The independent power producer (IPP) said last week that it has achieved what it described as two key milestones in the development of Humidor Battery Energy Storage System (BESS) Project, in Los Angeles County, California.
That included contracts signed with two California energy suppliers, the major investor-owned utility (IOU) Southern California Edison (SCE) and with MCE, one of the state’s community choice aggregator (CCA) groups.
CCAs are like non-profit utility companies which allow customers to choose where their energy comes from, with many electing to offer renewable energy-rich tariffs.
The contracts are for resource adequacy (RA), the main mechanism through which load-serving entities in California have to ensure they have sufficient energy resources available. RA contracts are typically long-term, typically providing secure revenues to BESS asset owners and investors over terms in excess of 10 years.
RA is particularly important in helping utilities and the main California grid operator CAISO ride out peak demand periods and over four-hour windows throughout the day and night. Contracting for RA has therefore led to a proliferation of four-hour duration battery projects in California.

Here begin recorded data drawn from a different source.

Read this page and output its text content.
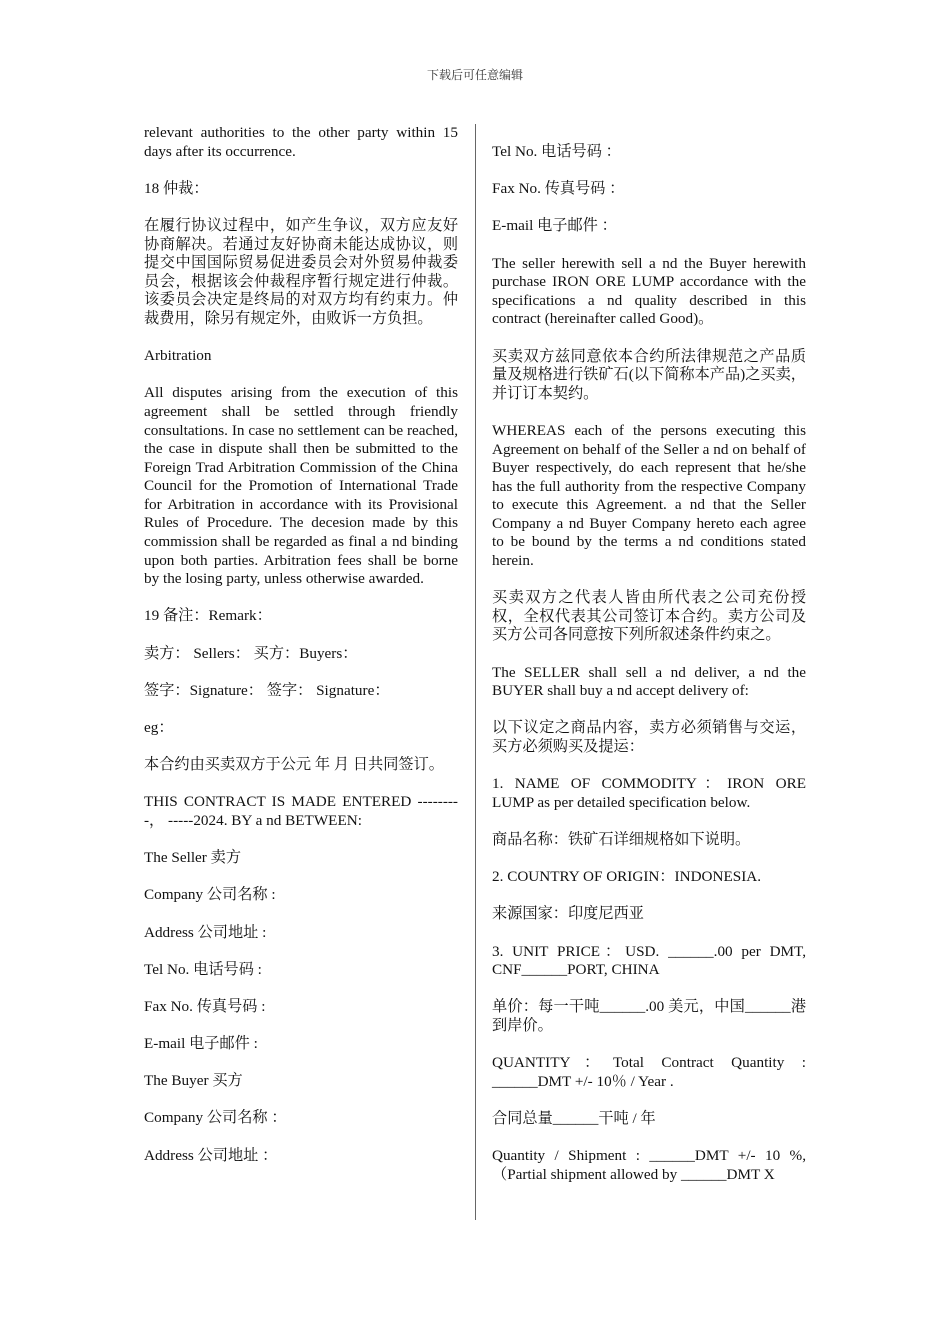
下载后可任意编辑

relevant authorities to the other party within 15 days after its occurrence.

18 仲裁：

在履行协议过程中，如产生争议，双方应友好协商解决。若通过友好协商未能达成协议，则提交中国国际贸易促进委员会对外贸易仲裁委员会，根据该会仲裁程序暂行规定进行仲裁。该委员会决定是终局的对双方均有约束力。仲裁费用，除另有规定外，由败诉一方负担。

Arbitration

All disputes arising from the execution of this agreement shall be settled through friendly consultations. In case no settlement can be reached, the case in dispute shall then be submitted to the Foreign Trad Arbitration Commission of the China Council for the Promotion of International Trade for Arbitration in accordance with its Provisional Rules of Procedure. The decesion made by this commission shall be regarded as final a nd binding upon both parties. Arbitration fees shall be borne by the losing party, unless otherwise awarded.

19 备注：Remark：

卖方： Sellers： 买方：Buyers：

签字：Signature： 签字： Signature：

eg：

本合约由买卖双方于公元 年 月 日共同签订。

THIS CONTRACT IS MADE ENTERED ---------， -----2024. BY a nd BETWEEN:

The Seller 卖方

Company 公司名称 :

Address 公司地址 :

Tel No. 电话号码 :

Fax No. 传真号码 :

E-mail 电子邮件 :

The Buyer 买方

Company 公司名称 ：

Address 公司地址 ：

Tel No. 电话号码 ：

Fax No. 传真号码 ：

E-mail 电子邮件 ：

The seller herewith sell a nd the Buyer herewith purchase IRON ORE LUMP accordance with the specifications a nd quality described in this contract (hereinafter called Good)。

买卖双方兹同意依本合约所法律规范之产品质量及规格进行铁矿石(以下简称本产品)之买卖，并订订本契约。

WHEREAS each of the persons executing this Agreement on behalf of the Seller a nd on behalf of Buyer respectively, do each represent that he/she has the full authority from the respective Company to execute this Agreement. a nd that the Seller Company a nd Buyer Company hereto each agree to be bound by the terms a nd conditions stated herein.

买卖双方之代表人皆由所代表之公司充份授权，全权代表其公司签订本合约。卖方公司及买方公司各同意按下列所叙述条件约束之。

The SELLER shall sell a nd deliver, a nd the BUYER shall buy a nd accept delivery of:

以下议定之商品内容，卖方必须销售与交运，买方必须购买及提运：

1. NAME OF COMMODITY：IRON ORE LUMP as per detailed specification below.

商品名称：铁矿石详细规格如下说明。

2. COUNTRY OF ORIGIN：INDONESIA.

来源国家：印度尼西亚

3. UNIT PRICE：USD. ______.00 per DMT, CNF______PORT, CHINA

单价：每一干吨______.00 美元，中国______港到岸价。

QUANTITY：Total Contract Quantity : ______DMT +/- 10％ / Year .

合同总量______干吨 / 年

Quantity / Shipment : ______DMT +/- 10 %,（Partial shipment allowed by ______DMT X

Hecate Grid’s Humidor project will similarly charge up from the grid during times of surplus renewable energy and at off-peak times when power prices are cheaper and then discharge into the grid when demand peaks.
As widely noted, battery storage is playing an increasingly major role on the CAISO grid in managing the crunches in supply and demand, especially from the 4pm to 9pm daily window when solar PV generation tails off and evening demand for power from consumers kicks off. That role was brought to widespread attention during the August heatwaves, when there was serious risk of CAISO having to enact rolling outages – a risk which was eventually averted. More than 3GW of battery storage was discharging to the grid at certain times during evening peaks in that heatwave.

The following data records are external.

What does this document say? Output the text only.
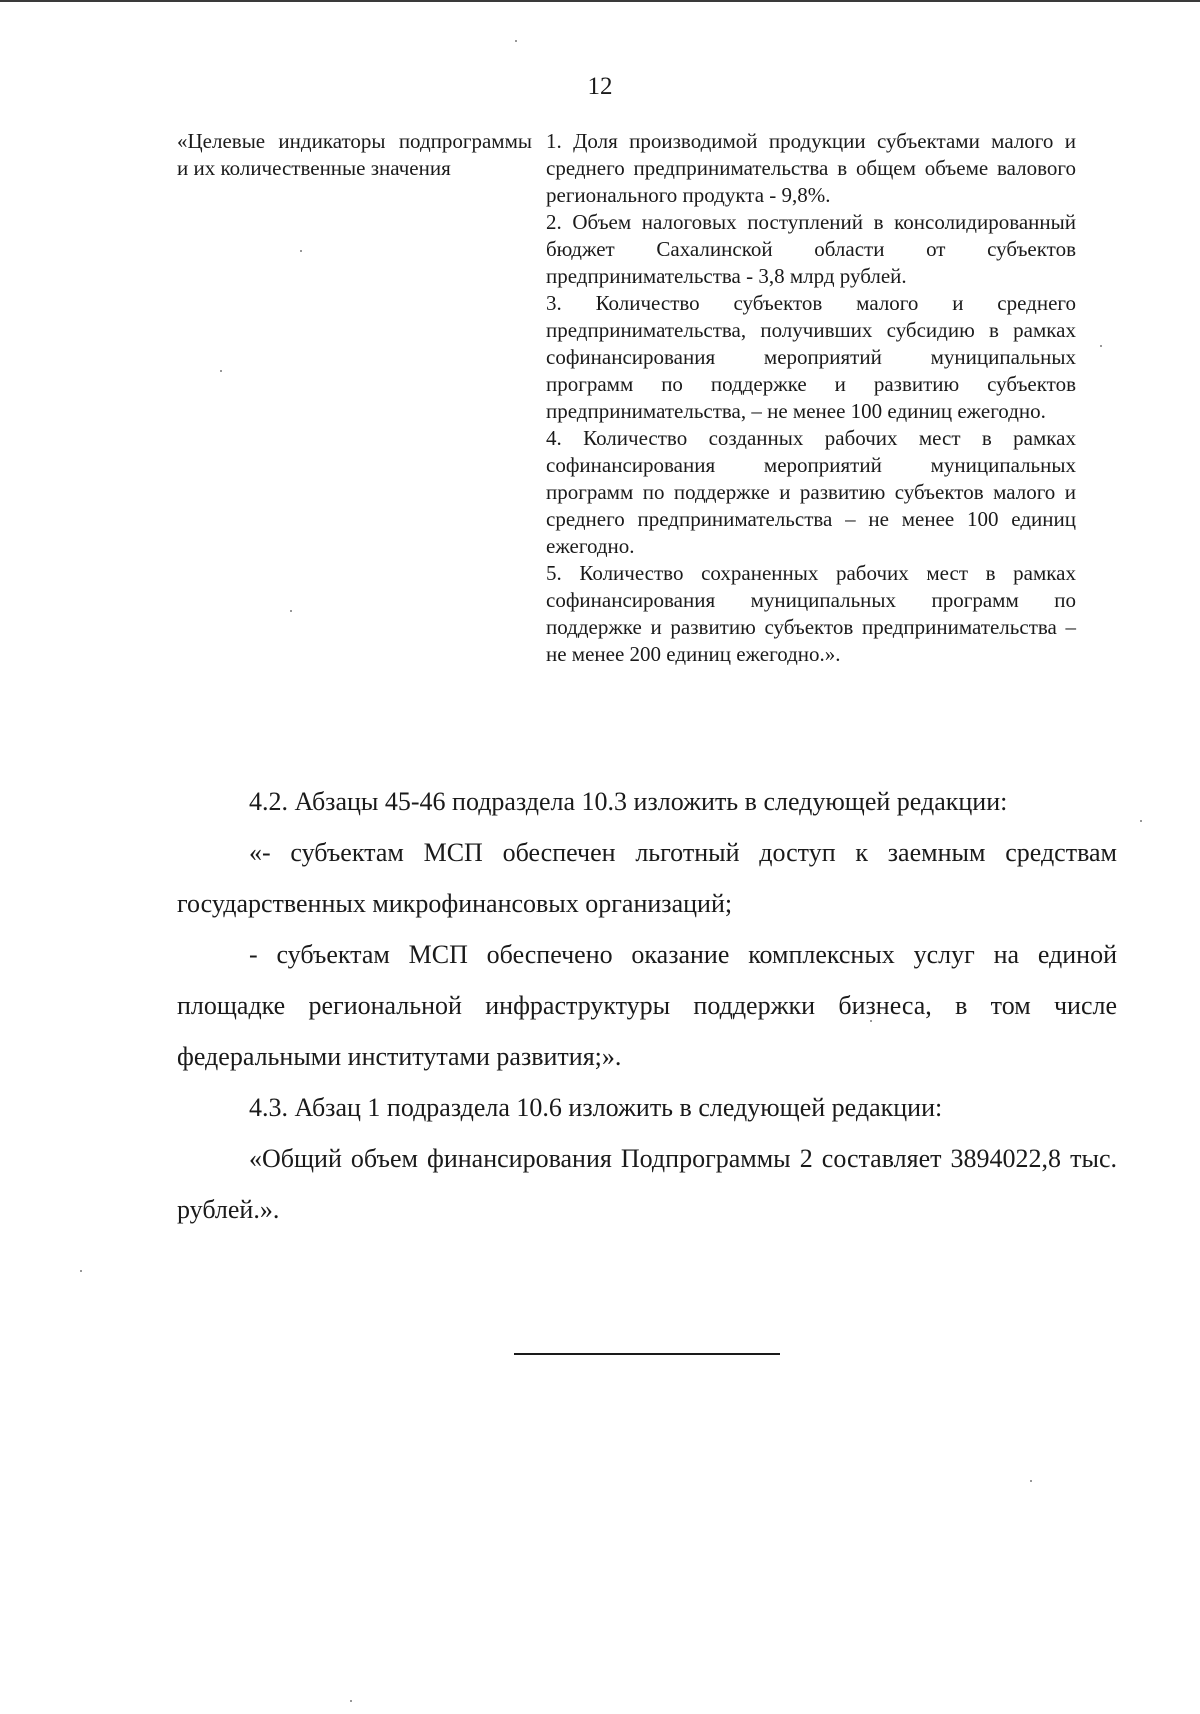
12
«Целевые индикаторы подпрограммы и их количественные значения

1. Доля производимой продукции субъектами малого и среднего предпринимательства в общем объеме валового регионального продукта - 9,8%.

2. Объем налоговых поступлений в консолидированный бюджет Сахалинской области от субъектов предпринимательства - 3,8 млрд рублей.

3. Количество субъектов малого и среднего предпринимательства, получивших субсидию в рамках софинансирования мероприятий муниципальных программ по поддержке и развитию субъектов предпринимательства, – не менее 100 единиц ежегодно.

4. Количество созданных рабочих мест в рамках софинансирования мероприятий муниципальных программ по поддержке и развитию субъектов малого и среднего предпринимательства – не менее 100 единиц ежегодно.

5. Количество сохраненных рабочих мест в рамках софинансирования муниципальных программ по поддержке и развитию субъектов предпринимательства – не менее 200 единиц ежегодно.».

4.2. Абзацы 45-46 подраздела 10.3 изложить в следующей редакции:

«- субъектам МСП обеспечен льготный доступ к заемным средствам государственных микрофинансовых организаций;

- субъектам МСП обеспечено оказание комплексных услуг на единой площадке региональной инфраструктуры поддержки бизнеса, в том числе федеральными институтами развития;».

4.3. Абзац 1 подраздела 10.6 изложить в следующей редакции:

«Общий объем финансирования Подпрограммы 2 составляет 3894022,8 тыс. рублей.».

Hecate Grid said it has also received site plan approval from LA County officials for Humidor. It expects to have the project commissioned and in commercial operation in H1 2024.
The IPP was started up by US renewable energy developer Hecate Energy as a joint venture (JV) with investor InfraRed Capital Partners and is now a separate entity, having been spun out.

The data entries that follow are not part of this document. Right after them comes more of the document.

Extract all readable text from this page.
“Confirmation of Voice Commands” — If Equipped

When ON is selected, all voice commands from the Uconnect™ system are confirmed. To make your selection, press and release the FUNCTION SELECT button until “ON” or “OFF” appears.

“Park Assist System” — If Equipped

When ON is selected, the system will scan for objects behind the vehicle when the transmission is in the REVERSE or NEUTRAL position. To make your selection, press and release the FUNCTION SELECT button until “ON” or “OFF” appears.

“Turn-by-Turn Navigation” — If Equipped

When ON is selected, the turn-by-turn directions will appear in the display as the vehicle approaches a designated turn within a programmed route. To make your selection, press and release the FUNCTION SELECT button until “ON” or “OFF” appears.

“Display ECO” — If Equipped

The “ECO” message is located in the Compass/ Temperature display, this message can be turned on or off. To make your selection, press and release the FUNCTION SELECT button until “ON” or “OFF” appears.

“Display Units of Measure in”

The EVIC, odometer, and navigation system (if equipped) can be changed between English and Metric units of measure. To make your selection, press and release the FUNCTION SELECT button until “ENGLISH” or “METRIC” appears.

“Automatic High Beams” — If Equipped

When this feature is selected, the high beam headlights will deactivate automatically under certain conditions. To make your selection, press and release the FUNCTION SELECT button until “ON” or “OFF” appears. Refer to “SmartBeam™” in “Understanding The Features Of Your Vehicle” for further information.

The company brought online Johanna Energy Storage System, a 20MW/80MWh standalone BESS project in Santa Ana, California, in late 2021. Johanna is serving as a pilot project for SCE to assess how battery storage can help the utility match its electricity supply and demand, which are increasingly fluctuating with the addition of variable renewable energy to the CAISO energy mix.
Hecate Grid is also now building a further three California BESS projects totalling 105MW/210MWh in Riverside County and aims to issue Notices to Proceed on a portfolio of 750MW/1,500MWh of battery projects in Texas’ ERCOT market later this year, it claimed.
“Energy storage packs a one-two punch. It supports wide scale deployment of renewable energy while mitigating energy costs for consumers,” Hecate Grid VP of business development Gabe Wapner said.
2.15GWh buildout in SCE territory nears completion
In related news, the construction partner contracted to deliver 2.15GWh of battery storage projects in Southern California Edison (SCE) service territory for developer Ameresco said work is nearing completion.
BEI Construction said the three-site project, on which construction began in April 2022, should be finished by the end of this year.
One of the biggest battery storage buildouts ever contracted, SCE signed up Ameresco for the total 537.5MW/2,150MWh of projects in Southern California to help it manage its peak demand.
The contracts had originally been signed and then announced in 2021 on the basis that they would be delivered before this August, helping to mitigate the fierce California summer peak in demand.
However, in April Ameresco said it was encountering circumstances amounting to force majeure events that would prevent it from meeting the deadline, citing factors including COVID19-impacted shipping and supply chains and new rules in China on the safe import of batteries.
By the beginning of August, when Ameresco announced its most recent financial results, CEO George Sakellaris said project teams were “working around the clock” to get them finished as soon as possible, by the end of the year.